The BioVis Centre is developing strategies to improve how structural biology data is used. One strategy involves using high-throughput, machine learning to systematically model all proteins with unknown structure². Other strategies involve using recent advances in data visualization³, computer graphics⁴, 3D printing⁵, augmented and virtual reality (AR and VR)⁶, commodity 3D interaction devices⁷, crowdsourced evaluation^8,9, computer gaming^10,11, as well as web technologies^12,13.

To date, only a small fraction of the proteome has been experimentally observed using structural biology techniques, such as X-ray crystallography (corresponding to ‘PDB’ regions in the accompanying figure). However, by modelling these data with high-throughput machine learning¹, we can predict the 3D configuration of about half of the proteome² (‘gray regions’ in the figure). The remaining ‘dark’ proteome is a scientific mystery³.

At the BioVis Centre, we are systematically exploring the dark proteome using bioinformatics and data visualization⁴. We have found that much of the dark proteome has unexpected features that currently cannot be explained. In the human proteome, we found that dark proteins are surprisingly abundant across many tissues, indicating that they must perform important cellular functions⁵. We expect ongoing studies of the dark proteome are likely to reveal new insight into the molecular events underlying health and disease.

Systems biology focuses on how biomolecules coordinate to perform cellular functions. To date, over 4 billion biochemical reactions have been documented¹ - however, much remains unknown. For example, most past studies were insensitive to the > 200 different types of protein post-translational modifications (PTM)² - many critical for cellular function³. Some PTMs can now be measured at high-throughput⁴, producing in a wealth of data with potential to revolutionize biomedicine⁵. However, the complexity of these data overwhelms current analysis methods⁶.

At the BioVis Centre, we are developing novel analysis strategies addressing some of the more challenging datasets in systems biology. We are currently focusing on data from experiments that track dynamic changes in (typically) tens of thousands of cellular events (e.g., PTMs, gene expression). Our strategies use machine learning, statistical analysis, and visual analytics to create intuitive visualizations^7-9 that can provide new insights into cellular processes (e.g., mitosis¹⁰ or insulin response¹¹).

DNA sequencing technologies are rapidly advancing, and beginning to transform medical practice. However, this advance is held back by major gaps in our understanding of the genome – one of these gaps is our limited knowledge of how chromosomes are organised in 3D. Our understanding of this organisation is beginning to improve, thanks to exciting new experimental techniques that that can detect pairs of chromosomal regions within close spatial proximity¹. However, these experiments generate billions of 3D contacts, and remain challenging to interpret with current analysis methods².

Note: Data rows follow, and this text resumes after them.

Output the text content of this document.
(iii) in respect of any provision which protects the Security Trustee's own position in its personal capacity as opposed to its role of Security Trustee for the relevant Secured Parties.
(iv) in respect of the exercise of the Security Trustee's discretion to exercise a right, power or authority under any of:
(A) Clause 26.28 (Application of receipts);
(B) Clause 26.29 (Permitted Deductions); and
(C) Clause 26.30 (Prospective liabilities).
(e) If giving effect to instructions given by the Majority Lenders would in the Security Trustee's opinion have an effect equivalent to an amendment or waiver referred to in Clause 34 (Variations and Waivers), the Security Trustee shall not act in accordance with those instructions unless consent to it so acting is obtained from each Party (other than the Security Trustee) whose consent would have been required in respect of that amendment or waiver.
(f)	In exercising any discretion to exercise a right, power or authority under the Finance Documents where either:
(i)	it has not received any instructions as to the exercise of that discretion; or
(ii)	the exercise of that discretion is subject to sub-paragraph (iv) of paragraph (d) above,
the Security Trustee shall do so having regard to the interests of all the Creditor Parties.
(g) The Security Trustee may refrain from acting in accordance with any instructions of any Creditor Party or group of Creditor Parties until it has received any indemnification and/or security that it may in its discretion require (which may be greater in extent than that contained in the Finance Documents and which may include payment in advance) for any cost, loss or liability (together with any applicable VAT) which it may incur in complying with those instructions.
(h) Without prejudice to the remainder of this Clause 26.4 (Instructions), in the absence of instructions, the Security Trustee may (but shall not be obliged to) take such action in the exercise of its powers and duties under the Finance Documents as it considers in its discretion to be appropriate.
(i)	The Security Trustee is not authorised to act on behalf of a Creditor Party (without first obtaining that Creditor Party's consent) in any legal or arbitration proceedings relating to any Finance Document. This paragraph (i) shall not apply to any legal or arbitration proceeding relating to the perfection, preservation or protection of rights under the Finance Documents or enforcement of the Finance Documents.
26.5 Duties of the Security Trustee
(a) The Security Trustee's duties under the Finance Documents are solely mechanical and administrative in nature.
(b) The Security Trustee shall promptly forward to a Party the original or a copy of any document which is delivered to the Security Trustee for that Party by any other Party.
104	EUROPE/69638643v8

At the BioVis Centre, we aim to make exploring 3D genomics data more effective and intuitive. To achieve this, we are using visual analytics³, statistical analysis, and crowdsourced evaluation^4,5 to create an online tool ('Rondo') that helps reveal how 3D organisation relates to other genomic features (e.g., genes, promoters, epigenomic marks). This, in turn, will help researchers unravel the information encoded in DNA sequences and gain new insight into molecular processes underlying health and disease – such as genome rearrangements occurring in cancer⁶.